Book review: 'The Faith Instinct' by Nicholas Wade
THE FAITH INSTINCT
How Religion Evolved and Why It Endures
By Nicholas Wade
The Penguin Press. 310 pp. $25.95
Nicholas Wade, who has worked as an editor and reporter for the New York Times, Nature magazine and the journal Science, is part scholar and part journalist, but he's also 1,000 percent red-blooded contrarian. You can tell he loves to rile up his readers -- perhaps in order to make them think -- and in my case he certainly succeeded.
"The Faith Instinct" is not what its title claims it to be, and the book doesn't do what the jacket copy says it will do: "Nicholas Wade traces how religion grew to be so essential to early societies in their struggle for existence that an instinct for faith became hardwired into human nature." If Wade had actually done that here, people of faith might be justifiably annoyed, but he didn't, so they don't have to be.
Instead, the book is devoted to quotations from anthropologists, sociologists, economists, historians, psychologists, commentators and pundits. Quotations from geneticists are as scarce here as the proverbial hens' teeth. Safely tucked away in a footnote comes this throw-away caveat: "Because most genetically based human behaviors are flexible, not deterministic, it is probably unrealistic to require that a behavior be exhibited by every known society in order to be accepted as having a genetic basis."

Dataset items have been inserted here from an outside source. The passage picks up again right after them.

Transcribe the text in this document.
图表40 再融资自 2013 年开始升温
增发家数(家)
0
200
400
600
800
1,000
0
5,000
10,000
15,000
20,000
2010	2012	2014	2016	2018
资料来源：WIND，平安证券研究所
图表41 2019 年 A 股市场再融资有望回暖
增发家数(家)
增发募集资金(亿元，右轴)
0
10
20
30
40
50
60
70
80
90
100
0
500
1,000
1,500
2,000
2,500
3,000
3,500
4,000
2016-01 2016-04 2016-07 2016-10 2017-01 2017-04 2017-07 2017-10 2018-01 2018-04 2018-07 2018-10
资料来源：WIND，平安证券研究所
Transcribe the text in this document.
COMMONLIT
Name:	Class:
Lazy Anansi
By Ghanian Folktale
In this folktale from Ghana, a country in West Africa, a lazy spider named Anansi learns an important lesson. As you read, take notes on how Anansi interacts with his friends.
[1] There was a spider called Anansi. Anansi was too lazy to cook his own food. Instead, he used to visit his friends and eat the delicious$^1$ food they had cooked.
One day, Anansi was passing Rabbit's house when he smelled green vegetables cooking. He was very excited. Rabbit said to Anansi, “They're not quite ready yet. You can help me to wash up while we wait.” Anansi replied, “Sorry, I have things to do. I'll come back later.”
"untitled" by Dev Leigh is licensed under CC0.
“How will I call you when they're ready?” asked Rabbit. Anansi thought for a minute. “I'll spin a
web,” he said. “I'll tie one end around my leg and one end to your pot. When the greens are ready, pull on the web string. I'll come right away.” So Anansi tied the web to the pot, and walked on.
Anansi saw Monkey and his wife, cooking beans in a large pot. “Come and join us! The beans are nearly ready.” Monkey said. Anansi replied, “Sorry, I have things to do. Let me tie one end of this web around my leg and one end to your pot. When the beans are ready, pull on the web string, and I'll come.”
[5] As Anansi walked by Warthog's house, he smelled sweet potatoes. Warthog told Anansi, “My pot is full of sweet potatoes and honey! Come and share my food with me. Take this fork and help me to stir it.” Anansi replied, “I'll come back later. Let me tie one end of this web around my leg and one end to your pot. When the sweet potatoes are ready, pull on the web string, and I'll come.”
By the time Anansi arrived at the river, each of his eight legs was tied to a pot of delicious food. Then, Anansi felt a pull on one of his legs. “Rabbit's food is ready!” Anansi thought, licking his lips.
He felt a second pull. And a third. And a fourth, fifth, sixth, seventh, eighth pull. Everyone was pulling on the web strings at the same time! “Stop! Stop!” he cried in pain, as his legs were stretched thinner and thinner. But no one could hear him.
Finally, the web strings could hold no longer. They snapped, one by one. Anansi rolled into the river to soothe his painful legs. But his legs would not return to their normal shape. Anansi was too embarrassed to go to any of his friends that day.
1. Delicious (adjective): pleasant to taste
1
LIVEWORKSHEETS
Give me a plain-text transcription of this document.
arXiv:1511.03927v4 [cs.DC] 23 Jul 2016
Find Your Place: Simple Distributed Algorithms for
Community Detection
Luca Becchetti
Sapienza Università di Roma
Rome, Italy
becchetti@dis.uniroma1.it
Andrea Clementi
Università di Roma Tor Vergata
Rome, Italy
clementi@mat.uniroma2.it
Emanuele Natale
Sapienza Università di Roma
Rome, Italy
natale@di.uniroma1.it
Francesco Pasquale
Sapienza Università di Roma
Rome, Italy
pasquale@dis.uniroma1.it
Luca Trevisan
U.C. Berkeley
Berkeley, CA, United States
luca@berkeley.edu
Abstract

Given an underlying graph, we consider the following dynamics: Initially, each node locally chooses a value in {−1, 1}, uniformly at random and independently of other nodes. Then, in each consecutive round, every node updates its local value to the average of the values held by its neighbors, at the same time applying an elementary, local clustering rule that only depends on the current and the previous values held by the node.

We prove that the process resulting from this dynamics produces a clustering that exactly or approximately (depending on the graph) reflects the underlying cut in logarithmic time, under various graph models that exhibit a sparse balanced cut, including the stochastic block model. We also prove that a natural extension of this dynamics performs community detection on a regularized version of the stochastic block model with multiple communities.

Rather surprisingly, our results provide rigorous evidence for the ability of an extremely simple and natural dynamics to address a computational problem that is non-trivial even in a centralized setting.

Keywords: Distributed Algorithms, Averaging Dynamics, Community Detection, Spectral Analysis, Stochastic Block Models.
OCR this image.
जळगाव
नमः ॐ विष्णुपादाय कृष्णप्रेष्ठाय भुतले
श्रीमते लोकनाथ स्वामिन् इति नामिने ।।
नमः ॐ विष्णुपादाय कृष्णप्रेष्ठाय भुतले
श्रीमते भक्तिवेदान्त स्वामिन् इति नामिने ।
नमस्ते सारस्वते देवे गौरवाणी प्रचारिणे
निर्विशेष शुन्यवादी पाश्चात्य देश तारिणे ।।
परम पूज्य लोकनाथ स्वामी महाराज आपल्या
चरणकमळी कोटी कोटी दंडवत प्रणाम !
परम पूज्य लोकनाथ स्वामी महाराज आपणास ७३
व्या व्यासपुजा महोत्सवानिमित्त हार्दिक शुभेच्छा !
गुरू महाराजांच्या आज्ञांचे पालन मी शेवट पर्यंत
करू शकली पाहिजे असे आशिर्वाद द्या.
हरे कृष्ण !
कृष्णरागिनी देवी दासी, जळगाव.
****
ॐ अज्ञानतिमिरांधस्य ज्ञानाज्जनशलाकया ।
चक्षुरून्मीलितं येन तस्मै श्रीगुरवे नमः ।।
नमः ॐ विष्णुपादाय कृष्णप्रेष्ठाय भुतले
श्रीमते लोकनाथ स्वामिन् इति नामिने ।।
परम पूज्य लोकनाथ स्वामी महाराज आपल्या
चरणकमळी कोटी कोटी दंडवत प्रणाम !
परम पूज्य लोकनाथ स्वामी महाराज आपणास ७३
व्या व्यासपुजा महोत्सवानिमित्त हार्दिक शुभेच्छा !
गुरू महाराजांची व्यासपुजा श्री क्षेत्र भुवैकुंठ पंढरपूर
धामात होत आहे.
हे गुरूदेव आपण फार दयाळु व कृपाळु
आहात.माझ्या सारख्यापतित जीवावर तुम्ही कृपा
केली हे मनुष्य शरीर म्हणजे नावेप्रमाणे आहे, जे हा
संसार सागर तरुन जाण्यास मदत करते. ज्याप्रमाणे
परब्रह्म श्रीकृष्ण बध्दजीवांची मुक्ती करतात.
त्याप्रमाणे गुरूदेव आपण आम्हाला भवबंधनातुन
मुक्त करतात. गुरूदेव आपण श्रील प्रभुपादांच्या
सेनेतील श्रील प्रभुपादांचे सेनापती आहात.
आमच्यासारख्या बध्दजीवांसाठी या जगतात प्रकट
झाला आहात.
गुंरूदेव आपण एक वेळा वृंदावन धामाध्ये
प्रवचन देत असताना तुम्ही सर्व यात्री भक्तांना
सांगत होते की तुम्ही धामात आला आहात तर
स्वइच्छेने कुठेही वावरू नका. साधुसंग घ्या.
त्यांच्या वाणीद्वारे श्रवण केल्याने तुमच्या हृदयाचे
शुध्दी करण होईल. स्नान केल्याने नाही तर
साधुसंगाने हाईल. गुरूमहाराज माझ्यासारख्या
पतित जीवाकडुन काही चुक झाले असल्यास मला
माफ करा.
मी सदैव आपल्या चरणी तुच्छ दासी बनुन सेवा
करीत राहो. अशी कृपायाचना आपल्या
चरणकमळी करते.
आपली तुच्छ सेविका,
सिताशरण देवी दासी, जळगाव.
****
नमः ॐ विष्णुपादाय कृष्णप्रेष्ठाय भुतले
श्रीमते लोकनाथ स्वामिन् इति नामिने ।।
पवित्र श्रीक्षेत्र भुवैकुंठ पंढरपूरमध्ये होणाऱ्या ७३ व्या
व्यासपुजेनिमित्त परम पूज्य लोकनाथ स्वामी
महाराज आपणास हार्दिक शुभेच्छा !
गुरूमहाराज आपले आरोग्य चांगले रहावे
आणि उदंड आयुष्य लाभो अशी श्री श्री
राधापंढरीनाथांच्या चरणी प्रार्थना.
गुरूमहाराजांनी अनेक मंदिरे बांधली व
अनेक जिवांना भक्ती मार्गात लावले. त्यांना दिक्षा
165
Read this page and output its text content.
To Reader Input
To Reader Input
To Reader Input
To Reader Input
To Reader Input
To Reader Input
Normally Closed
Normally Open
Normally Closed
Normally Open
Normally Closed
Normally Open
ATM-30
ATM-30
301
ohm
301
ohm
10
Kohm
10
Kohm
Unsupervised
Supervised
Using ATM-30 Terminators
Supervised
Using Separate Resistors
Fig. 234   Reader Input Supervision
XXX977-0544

Elsewhere, Wade suggests that evolutionary or genetic evidence of the religious instinct is hard to pin down precisely because it is ubiquitous -- does the fish identify the water in which it swims? In other words, all this promised "new evidence" about religion being part and parcel of the evolutionary process and genetically hard-wired into our brains is something the author certainly wishes were true, and indeed may be true, but he cites no convincing data or proof; he just keeps repeating his opinions, perhaps in the hope that they may become true somewhere down the line. (I'm not against his premise; I'd just like to see more scientific proof!)
What "The Faith Instinct" actually seems to be is a set of loosely constructed essays that maintain that religion is, indeed, ubiquitous or universal and, from the human point of view, timeless: "For the last 50,000 years, and probably for much longer, people have practiced religion. With dance and chants and sacred words, they have ritually marked the cycles of seasons and the passages of life, from birth to adolescence, to marriage and to death."
This certainly seems to be true enough, but it isn't exactly world-shaking news. Anthropologists have been pondering this since the first great ethnographers went intrepidly out to find what they called "savage" tribes and tried to figure out what those people were actually doing and believing. Bronislaw Malinowski and Franz Boas and many more of those Golden Oldies are copiously quoted here, but just in case you might get really interested in this narrative, there's also plenty of dull Émile Durkheim, who, if he were a comic book character, would manifest as Novocain Man.
Religion's main function, the author suggests, is to make society cohere. And, again, in what is not exactly new information, he maintains that what we know now as religion stemmed from all-night dance marathons staged by hunter-gatherer societies back in prehistoric times in an attempt to make contact with the gods. To substantiate this claim -- hunter-gatherers being few and far between these days -- the author extrapolates from the behavior of people who were studied by the first wave of anthropologists: Australian aborigines observed by Darwin himself, the population of the Andaman Islands and the !Kung tribe of the Kalahari desert. In other words, if I read correctly, these tribes danced and sang, and in a dizzying flash forward, there came the Presbyterians! They had to appear, even though they loathe dancing, because it was genetically programmed, literally in their blood.